Maehr H, Leach M
J Antibiot (Tokyo). 1978 Mar;31(3):165-9. doi: 10.7164/antibiotics.31.165.
N5-Hydroxy-2-methylornithine and N5-hydroxy-2-methylarginine were synthesized. 2-Amino-5-hydroxy-2-methylpentanoic acid was prepared from 5-hydroxy-2-pentanone and converted to N-(tetrahydro-3-methyl-2-oxo-2H-pyran-3-yl) acetamide which was treated with hydrogen bromide affording 2-(acetylamino)-5-bromo-2-methylpentanoic acid. This acid was esterified with methanol and used to alkylate anti-benzaldoxime yielding methyl 2-(acetylamino)-2-methyl-5-[(phenylmethylene)amino]-pentanoate N5-oxide which, upon hydrolysis, yielded N5-hydroxy-2-methylornithine, and, upon aminolysis and short acid-treatment, gave N2-acetyl-N5-hydroxy-2-methylornithinamide. Carbamimidoylation and hydrolysis of the latter compound furnished N5-hydroxy-2-methylarginine.

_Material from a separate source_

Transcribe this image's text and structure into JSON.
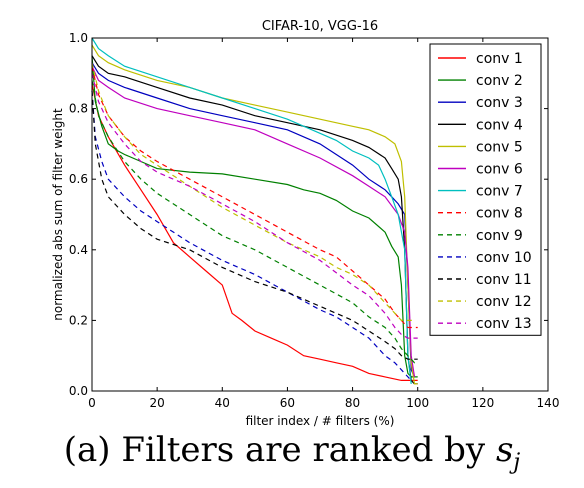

合成了N5-羟基-2-甲基鸟氨酸和N5-羟基-2-甲基精氨酸。由5-羟基-2-戊酮制备2-氨基-5-羟基-2-甲基戊酸,并将其转化为N-(四氢-3-甲基-2-氧代-2H-吡喃-3-基)乙酰胺,该酰胺用溴化氢处理得到2-(乙酰氨基)-5-溴-2-甲基戊酸。该酸用甲醇酯化,用于烷基化反苯甲醛肟,得到N5-氧化物甲基2-(乙酰氨基)-2-甲基-5-[(苯基亚甲基)氨基]戊酸酯,水解后得到N5-羟基-2-甲基鸟氨酸,经氨解和短时间酸处理后得到N2-乙酰基-N5-羟基-2-甲基鸟氨酰胺。后者化合物的氨基甲脒化和水解得到N5-羟基-2-甲基精氨酸。